A minnow of manufacturing, Israel rises as a powerhouse of industrial technology



TEL AVIV, Israel—For a country that does not manufacture cars, Israel has one of the hottest automotive technology industries in the world, with globally recognized names like Mobileye (bought by Intel for $ 15.3 billion), WAZE (acquired by Google), Moovit (with over 480 million users), as well as emerging companies like Argus and Innoviz. Almost all the global automakers have an innovation center and an R&D center in Israel to collaborate with the +400 companies in the sector.

Now entrepreneurs in another tech sector in Israel that doesn’t rely on any significant physical manufacturing – industrial IoT (also known as the Fourth Industrial Revolution, I4, or smart manufacturing) – are hoping to replicate the success of their automotive technology. . compatriots.

© 2015 Bloomberg Finance

A new report shows that venture capital funding in Israel’s I4 industry has increased by 223% in 4 years, from $ 113 million in 2014 to $ 365 million in 2018. 2018 funding is 5 % of global funding backed by venture capital in industry I4, according to Pitchbook. It may be a small percentage, but only the United States and China are ahead of Israel, a nation of just 9 million people.

This report used the term Industry 4.0, which describes the use of data collection and analysis technologies to improve production processes, as well as the introduction and connection of innovative production tools, such as robotics. advanced industrial and additive manufacturing (industrial 3D printing), to existing systems. manufacturing process.

Start-Up Nation Central has some 230 I4 technology companies currently active, up from 146 in 2014. They operate in areas such as optimization of operations for factories (SparkBeyond), sensing and imaging (Vayyar), connectivity (Seebo), robotics (Deep Learning Robotics), 3D printing (Nanofabrica), predictive maintenance (Augury), inspection and testing (vHive) and cybersecurity of connected factories (Claroty).

But while the Israeli I4 industry grows steadily, there are major differences between it and the automotive technology sector, and for the Israeli I4 to be successful, it must overcome significant structural challenges.

Most important is the niche factor of the I4 sector, where high-tech solutions to traditional manufacturing processes need to be highly customizable. While a Mobileye device can be installed in almost any car and the WAZE app on every phone, not all automation software or solutions are suitable for all factories – most factories require a custom implementation of digital solutions. Add to that the lack of local beta testing facilities in Israel (although there has been some positive movement lately), and I4 startups have their work cut out for them.

© 2018 Bloomberg Finance LP

“We won’t see a Mobileye in I4. We are more likely to see many small niche exits. It’s a much larger industry, with a different product market for each vertical, ”says Yuval Engelstein, Industry 4.0 research analyst at Start-Up Nation Central and author of the report.
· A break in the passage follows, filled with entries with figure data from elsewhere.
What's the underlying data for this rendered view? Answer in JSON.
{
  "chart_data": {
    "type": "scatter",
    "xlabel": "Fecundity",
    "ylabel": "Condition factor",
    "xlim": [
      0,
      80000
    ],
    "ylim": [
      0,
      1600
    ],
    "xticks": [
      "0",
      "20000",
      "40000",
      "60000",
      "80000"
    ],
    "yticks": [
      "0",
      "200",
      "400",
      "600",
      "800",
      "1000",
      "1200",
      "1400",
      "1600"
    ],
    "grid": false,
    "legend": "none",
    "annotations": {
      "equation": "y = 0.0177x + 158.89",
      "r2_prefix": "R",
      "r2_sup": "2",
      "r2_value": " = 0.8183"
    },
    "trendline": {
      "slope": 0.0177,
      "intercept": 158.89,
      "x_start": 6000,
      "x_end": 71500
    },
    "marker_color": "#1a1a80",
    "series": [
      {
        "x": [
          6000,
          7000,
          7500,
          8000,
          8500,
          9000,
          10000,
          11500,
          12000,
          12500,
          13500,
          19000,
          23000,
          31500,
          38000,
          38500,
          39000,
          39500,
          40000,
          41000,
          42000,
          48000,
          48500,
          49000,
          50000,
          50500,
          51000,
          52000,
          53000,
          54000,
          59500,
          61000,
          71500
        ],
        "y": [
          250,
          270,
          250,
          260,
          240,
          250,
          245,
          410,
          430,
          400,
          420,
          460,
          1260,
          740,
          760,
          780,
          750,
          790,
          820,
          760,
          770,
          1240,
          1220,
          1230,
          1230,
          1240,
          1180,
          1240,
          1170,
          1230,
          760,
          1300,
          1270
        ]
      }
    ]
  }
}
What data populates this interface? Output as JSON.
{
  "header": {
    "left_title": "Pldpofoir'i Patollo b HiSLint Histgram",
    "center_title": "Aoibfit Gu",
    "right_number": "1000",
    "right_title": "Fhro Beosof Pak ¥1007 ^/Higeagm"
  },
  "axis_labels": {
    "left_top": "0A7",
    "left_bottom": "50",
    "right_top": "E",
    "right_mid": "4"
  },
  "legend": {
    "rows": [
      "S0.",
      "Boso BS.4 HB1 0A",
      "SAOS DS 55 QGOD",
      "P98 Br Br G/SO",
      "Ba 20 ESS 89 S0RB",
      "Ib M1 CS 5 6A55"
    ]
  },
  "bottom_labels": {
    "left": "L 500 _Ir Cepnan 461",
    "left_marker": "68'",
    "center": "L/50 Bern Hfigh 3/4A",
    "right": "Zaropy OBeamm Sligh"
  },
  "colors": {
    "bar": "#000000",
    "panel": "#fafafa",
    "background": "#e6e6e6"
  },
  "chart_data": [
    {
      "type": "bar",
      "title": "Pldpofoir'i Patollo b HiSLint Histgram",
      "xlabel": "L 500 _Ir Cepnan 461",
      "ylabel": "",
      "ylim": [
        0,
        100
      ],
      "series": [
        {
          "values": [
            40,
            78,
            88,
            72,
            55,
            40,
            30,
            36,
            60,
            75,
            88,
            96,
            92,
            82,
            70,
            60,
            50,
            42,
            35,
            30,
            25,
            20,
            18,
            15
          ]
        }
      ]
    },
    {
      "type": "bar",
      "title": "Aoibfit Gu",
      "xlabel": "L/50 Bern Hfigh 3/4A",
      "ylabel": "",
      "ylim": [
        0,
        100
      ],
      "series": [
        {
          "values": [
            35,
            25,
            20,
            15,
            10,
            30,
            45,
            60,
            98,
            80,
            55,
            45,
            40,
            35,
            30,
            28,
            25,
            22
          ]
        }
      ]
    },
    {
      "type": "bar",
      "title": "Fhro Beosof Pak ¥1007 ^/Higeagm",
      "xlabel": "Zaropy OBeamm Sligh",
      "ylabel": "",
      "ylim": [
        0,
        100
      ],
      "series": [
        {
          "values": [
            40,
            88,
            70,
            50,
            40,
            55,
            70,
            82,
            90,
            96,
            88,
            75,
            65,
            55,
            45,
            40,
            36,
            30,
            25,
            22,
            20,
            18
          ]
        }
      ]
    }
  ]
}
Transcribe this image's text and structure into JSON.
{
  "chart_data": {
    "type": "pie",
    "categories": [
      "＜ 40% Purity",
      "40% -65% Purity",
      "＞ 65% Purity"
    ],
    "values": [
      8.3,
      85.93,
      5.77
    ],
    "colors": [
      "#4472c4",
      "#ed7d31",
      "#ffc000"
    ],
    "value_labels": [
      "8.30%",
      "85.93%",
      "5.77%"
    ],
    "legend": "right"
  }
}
The legacy and cultural challenges that slow the adoption of I4 technologies by manufacturing companies are global. They include adapting human capital and existing machines, the cost involved in customizing technology solutions, and removing fear of security vulnerabilities once the manufacturing facility is digitally connected. One way to help these startups overcome these challenges is to have more of them perform proof-of-concept testing at Israeli factories, Engelstein said.

This is going to be difficult, as about 85% of the 22,000 registered factories in Israel are considered traditional, which means labor-intensive production facilities that make things like food, pulp and paper. and textiles. Very few have the financial capacity or the leadership vision to undertake digital transformation.


Still, there is huge potential for traditional industry, I4 startups, and Israel’s overall economy, if more test beds are created in Israel for smart factory startups. Israel’s manufacturing industry is tiny and not particularly competitive or world famous (unlike German factories, for example). Labor productivity is stagnant and is 27% below the OECD average.

A sign that things are moving in a positive direction are recent steps taken by the Innovation Authority to incentivize local proof-of-concept sites. In addition, large industrial companies are increasingly connecting to the Israeli I4 sector (just as automakers are connecting to the automotive technology sector). Qualcomm Ventures, Siemens Dynamo, GE Ventures, Merck and Autodesk engage as strategic investors who, unlike pure venture capital firms, can provide liquidity as well as test bed facilities and access to clients .

Source link

Leave A Reply

Your email address will not be published.